Empty lots in New Orleans are hardly unusual. Especially since Hurricane Katrina, they've come to pepper the city, a depressing reminder of the storm's devastation. Many of them are trashed, overgrown and — too often — magnets for crime. But the corner of North Roman and Columbus is different.
"If you're the first one [out in the lot], you know in about five minutes, someone's going to come outside and join you," says Renald Edwards, a big, barrel-chested guy known, for some reason, as Dinky. "We keep the lot straight, cut the grass."
Most of the guys on the lot were born and grew up in one of the neatly kept single-story houses in shades of white and beige (also known as "double shotgun camelbacks") that line this working-class block. Their irregular gatherings initially didn't mean much to the new residents — many of them young and white — trickling into the neighborhood. Then came Katrina, the storm that changed everything.
Rachel Breunlin was a high school teacher who lived near the lot but never really noticed the guys until she made it back, after being evacuated. In the new book Cornerstones, which she helped edit, Breunlin writes:
Most of our neighbors weren't home yet and I felt this desperation for signs that the blocks would fill with families again. ... After a few weeks, I started to see a group of older men hanging on Roman and Columbus. I introduced myself and realized this corner had a real presence.
Breunlin attributes that presence to a neighbor, Terry Joseph, who raised five kids in his house next to the lot. Their neighborhood took it as a sign of recovery when, soon after the storm, Joseph went outside and started barbecuing. Breunlin went on to co-found a group called The Neighborhood Story Project that empowers New Orleanians to document their communities in books. She dedicated a chapter to the lot.

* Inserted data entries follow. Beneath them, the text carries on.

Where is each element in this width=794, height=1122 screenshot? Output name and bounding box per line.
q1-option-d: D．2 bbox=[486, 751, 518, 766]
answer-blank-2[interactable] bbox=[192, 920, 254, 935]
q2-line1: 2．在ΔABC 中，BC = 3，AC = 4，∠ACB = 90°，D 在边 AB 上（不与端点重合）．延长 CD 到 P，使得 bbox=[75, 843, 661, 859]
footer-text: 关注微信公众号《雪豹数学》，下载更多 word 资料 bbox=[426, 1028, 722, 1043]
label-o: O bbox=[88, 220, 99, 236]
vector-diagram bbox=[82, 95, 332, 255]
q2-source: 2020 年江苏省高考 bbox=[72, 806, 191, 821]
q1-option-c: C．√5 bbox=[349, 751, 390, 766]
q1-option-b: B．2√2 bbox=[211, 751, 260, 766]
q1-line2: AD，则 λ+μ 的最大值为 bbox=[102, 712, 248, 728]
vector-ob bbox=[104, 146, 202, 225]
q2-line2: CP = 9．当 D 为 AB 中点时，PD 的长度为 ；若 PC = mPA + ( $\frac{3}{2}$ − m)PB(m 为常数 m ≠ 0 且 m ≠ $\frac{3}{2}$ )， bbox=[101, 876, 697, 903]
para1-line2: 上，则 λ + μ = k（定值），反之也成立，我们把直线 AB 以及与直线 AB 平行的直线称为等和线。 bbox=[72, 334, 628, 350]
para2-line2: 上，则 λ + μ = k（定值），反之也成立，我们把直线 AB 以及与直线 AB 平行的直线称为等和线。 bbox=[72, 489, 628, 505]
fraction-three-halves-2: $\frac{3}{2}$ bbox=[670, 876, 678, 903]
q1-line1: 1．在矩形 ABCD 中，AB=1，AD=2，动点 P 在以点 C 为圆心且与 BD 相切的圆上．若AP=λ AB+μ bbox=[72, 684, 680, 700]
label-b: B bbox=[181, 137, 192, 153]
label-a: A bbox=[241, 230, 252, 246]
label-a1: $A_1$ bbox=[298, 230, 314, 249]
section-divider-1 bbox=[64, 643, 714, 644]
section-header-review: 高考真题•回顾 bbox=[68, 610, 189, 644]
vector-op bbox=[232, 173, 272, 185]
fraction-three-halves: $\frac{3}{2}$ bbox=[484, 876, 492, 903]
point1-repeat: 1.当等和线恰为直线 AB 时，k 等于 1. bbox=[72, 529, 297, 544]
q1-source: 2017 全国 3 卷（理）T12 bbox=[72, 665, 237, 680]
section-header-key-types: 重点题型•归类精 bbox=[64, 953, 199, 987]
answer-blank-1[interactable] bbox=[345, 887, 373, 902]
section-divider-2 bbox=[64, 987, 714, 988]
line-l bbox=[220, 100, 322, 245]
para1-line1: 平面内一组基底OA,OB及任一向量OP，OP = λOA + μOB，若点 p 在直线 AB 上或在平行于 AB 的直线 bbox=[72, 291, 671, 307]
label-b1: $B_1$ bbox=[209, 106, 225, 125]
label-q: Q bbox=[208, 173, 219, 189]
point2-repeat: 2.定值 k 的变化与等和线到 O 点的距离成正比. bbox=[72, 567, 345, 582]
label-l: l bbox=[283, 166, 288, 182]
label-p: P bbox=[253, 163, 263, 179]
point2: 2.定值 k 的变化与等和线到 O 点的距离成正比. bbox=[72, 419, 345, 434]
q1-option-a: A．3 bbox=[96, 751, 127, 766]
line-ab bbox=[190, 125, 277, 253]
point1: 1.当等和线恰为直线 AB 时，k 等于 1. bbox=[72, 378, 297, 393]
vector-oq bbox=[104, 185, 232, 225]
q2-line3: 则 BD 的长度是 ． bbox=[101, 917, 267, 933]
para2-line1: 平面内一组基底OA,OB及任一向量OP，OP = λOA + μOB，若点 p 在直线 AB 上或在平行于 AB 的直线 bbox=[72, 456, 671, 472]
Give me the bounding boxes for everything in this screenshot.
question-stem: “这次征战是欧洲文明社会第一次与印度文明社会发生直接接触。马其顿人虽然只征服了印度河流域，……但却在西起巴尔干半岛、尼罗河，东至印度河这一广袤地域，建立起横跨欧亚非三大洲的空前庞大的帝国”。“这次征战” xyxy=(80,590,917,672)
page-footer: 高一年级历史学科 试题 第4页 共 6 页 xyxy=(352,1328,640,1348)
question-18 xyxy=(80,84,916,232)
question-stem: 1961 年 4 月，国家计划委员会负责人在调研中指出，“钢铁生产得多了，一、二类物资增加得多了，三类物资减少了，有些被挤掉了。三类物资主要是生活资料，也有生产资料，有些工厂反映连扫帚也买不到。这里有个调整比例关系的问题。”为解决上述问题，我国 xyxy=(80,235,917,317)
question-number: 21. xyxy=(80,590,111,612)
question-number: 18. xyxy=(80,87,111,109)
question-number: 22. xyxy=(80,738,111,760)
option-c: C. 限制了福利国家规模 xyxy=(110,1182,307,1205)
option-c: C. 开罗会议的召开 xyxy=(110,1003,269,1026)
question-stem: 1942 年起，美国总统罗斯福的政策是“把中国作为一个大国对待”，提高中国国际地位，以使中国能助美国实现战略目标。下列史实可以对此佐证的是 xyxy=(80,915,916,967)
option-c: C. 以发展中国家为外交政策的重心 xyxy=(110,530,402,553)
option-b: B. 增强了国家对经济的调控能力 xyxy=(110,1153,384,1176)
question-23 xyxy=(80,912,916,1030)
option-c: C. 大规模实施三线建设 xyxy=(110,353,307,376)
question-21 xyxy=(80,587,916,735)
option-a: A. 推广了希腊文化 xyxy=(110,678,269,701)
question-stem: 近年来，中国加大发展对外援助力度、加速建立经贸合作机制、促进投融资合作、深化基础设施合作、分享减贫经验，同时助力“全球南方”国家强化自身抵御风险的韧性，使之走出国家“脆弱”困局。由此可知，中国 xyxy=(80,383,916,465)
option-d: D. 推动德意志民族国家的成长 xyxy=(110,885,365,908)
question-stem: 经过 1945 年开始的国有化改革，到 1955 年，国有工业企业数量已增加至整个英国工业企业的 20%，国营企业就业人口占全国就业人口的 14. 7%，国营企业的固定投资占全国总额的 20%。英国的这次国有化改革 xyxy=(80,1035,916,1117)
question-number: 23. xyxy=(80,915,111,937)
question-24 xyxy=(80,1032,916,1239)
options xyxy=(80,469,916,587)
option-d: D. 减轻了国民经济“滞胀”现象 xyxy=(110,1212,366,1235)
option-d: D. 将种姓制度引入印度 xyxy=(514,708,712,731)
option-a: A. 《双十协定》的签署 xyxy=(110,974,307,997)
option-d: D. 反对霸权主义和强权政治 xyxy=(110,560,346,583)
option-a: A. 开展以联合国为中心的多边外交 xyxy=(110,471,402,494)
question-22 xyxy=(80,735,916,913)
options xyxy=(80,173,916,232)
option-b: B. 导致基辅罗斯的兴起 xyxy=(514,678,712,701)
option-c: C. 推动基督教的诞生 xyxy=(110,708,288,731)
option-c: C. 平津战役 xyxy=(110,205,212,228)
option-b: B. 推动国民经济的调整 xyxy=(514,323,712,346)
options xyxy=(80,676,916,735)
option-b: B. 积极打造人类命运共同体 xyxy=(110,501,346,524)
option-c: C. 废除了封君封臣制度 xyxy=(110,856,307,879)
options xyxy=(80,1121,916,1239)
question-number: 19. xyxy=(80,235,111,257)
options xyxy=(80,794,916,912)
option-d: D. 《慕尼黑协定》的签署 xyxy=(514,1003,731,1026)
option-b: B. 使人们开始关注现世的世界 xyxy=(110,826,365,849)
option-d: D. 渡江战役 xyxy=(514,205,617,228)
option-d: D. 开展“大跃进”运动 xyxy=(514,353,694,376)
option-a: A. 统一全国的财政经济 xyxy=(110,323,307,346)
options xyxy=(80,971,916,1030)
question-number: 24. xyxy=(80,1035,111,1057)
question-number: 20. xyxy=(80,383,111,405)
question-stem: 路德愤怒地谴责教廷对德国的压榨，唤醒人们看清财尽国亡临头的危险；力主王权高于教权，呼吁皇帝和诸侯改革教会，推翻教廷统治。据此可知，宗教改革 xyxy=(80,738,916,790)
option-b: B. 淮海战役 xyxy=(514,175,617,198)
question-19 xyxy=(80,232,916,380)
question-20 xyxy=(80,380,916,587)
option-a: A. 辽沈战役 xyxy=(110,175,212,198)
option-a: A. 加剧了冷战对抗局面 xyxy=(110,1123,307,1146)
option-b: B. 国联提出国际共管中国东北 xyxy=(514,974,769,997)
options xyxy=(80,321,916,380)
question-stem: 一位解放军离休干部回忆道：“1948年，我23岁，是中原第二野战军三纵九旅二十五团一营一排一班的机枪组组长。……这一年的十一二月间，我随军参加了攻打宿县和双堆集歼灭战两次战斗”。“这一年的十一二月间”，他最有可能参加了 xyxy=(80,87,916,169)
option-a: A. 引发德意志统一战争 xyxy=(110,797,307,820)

Over the following months, I'd often end up there with a Heineken in my hand talking about the struggles of rebuilding. For a while, I thought everyone was there because of the trauma of the storm, and the irregular schedules we were all keeping while trying to get things back together. It soon became clear that Terry had been hosting for years and that I'd just been too busy before Katrina to really notice.
The lot became a point of community pride. In the wake of the storm, it brought neighbors together, people previously separated by race, age and class. It helped them become friends, even family.
"That gang on the corner is lifesavers," says 78-year-old lifetime resident Evie Antoine. "I swear, you holler one time, you get five to help you. They're good people. That's people, baby."
The lot is private property. It belongs to Pat O'Brien, a cheerful woman who moved to the neighborhood in 1969 and lives in a beautifully renovated Creole Cottage a few blocks away. O'Brien demolished a blighted old apartment building that had been standing on the lot, initially to create a community garden.
"But instead it evolved into something of its own," she says. "It's a very nice community gathering spot."
What if developers came knocking? Would she sell the lot? O'Brien shakes her head, laughing.
"If we have an oil well, I'll put up a rig," she declares. "Otherwise, no. It will stand as a community endeavor."